Enhanced collaboration is also a part of the package with the integration of Microsoft Teams into SAP applications, which will lead to a "frictionless enterprise" and higher end-user productivity as employees collaborate without having to move between applications, Klein said.
Simplicity at last for SAP customers
Rise with SAP has drawn general positive reviews from experts, who said it provides customers with a concrete path to S/4HANA and the intelligent enterprise.
Joshua Greenbaum, principal with Enterprise Applications Consulting, said SAP appears to have really listened to its customers and acknowledged that each has its own version of the intelligent enterprise and its own method to implement it.
Rise with SAP shows that SAP is endeavoring to partner with its customers rather than dictating terms, he said. This is most needed by SAP's large customer base that is still largely running on-premises legacy SAP ERP systems.
"The real prize with Rise with SAP is migrating those tens of thousands of ERP systems which are very large enterprises and very complex systems, so it's really hard for big companies to make these wholesale migrations," Greenbaum said. "There's a lot of customer-centricity and customer empathy involved in this, it's a good package because it puts it all together -- and simplifying the engagement is a huge win for customers."
SAP had no choice but to listen to its customers, and Rise with SAP provides them with a good path forward and access to valuable products in one package, said Mickey North Rizza, IDC program vice president for enterprise applications and digital commerce.

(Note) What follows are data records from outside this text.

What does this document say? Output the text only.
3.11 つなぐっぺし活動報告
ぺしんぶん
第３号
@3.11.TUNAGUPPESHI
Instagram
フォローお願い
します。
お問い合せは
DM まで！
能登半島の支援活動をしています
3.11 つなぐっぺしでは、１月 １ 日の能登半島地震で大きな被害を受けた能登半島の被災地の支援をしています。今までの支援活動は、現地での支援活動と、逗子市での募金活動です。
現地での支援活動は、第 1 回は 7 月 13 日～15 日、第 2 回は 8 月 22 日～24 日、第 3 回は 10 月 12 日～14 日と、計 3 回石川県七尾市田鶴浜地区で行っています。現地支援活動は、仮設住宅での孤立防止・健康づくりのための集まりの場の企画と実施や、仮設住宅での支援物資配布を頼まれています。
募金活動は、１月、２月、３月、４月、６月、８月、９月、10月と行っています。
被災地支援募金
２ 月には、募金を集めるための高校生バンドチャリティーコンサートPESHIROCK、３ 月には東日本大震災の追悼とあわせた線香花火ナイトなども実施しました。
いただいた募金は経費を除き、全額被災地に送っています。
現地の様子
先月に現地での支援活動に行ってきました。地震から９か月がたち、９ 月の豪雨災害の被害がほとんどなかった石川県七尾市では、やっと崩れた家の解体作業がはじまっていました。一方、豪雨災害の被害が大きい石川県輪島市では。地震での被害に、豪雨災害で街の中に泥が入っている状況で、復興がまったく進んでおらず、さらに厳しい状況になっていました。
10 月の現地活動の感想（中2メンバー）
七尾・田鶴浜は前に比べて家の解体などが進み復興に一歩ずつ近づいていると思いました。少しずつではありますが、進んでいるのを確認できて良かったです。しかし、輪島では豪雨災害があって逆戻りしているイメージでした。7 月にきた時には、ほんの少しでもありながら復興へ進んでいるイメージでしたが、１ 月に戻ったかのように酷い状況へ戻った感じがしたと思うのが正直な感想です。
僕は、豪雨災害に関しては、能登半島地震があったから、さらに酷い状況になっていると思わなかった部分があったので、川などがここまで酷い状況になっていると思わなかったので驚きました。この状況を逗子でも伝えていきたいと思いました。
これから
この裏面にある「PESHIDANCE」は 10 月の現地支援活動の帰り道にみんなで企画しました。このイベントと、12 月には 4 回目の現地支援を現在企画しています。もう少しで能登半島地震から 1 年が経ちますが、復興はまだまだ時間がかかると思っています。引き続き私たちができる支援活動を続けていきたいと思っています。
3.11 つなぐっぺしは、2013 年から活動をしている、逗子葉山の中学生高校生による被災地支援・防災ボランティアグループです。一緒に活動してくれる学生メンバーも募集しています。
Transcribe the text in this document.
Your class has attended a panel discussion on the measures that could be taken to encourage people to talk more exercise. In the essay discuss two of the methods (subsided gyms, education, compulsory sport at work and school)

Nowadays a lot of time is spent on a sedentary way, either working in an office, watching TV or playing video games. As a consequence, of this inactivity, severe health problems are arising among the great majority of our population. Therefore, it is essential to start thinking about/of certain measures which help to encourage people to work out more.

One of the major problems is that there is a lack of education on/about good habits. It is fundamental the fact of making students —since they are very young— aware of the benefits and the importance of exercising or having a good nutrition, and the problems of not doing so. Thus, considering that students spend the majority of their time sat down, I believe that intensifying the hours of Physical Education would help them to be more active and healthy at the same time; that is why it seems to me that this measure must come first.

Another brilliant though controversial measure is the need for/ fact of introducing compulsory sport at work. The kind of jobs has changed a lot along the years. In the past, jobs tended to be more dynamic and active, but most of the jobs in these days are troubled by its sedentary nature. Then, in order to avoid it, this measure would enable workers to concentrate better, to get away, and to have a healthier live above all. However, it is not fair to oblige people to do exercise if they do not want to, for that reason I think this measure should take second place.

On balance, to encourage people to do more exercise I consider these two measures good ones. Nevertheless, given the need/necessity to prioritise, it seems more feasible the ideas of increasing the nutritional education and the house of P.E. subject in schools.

"I like it because it gives one simple program for an organization to go from R/3 or ECC to S/4HANA, and with it you're going to get the platform that integrates everything regardless of what other applications you have, so your portfolio comes together," Rizza said. "On top of it, you get tied into the SAP Business Network, so customers really can't go wrong."
Signavio will help deal with complex customizations
SAP customers are typically large organizations with highly customized and complex systems that have slowed the movement to S/4HANA and subsequently the intelligent enterprise, she said.
"Their customers have 10 to 20,000 different customizations and they can't figure out if they still need those or not, they might use 20% of them, but they still don't understand it," Rizza said. "So for customers, the message of complexity has gone to simplicity -- how do we do it and how are you going to get us there. It's going to be a lot of hard work as it goes forward, but it's a really good path for them."
The simplicity message also resonated with Predrag Jakovljevic, principal industry analyst at Technology Evaluation Centers.
The process design step, which will be helped along by the Signavio acquisition, should be particularly valuable as customers need to justify a move to S/4HANA, he said. Terms of the Signavio deal were not disclosed.
"I liked the message of offering everything under a single contract and allowing the users to go piecemeal," Jakovljevic said. "It's also good that they are offering the process analysis part for free, which can even be used as a proof of concept for why they need to migrate to S/4HANA at all, for example, by showing how much you can improve certain processes and efficiency via process simulation."
How SAP customers deal with their complex customizations before they undergo a transition to the intelligent enterprise will be the key to the success of Rise with SAP, Greenbaum said.
"The big prize on the table for existing customers is what they can do with their customizations, and how they bring forward the competitive advantage that they built into ECC," he said. "A lot of Rise engagements are going to be about parsing that issue. They have these customizations and special things in ECC that are not available standards in S/4HANA yet, so what do they do? These are big, juicy, important strategic consulting engagements that will piggyback on top of the fundamental platform infrastructure, technology [and] components of Rise."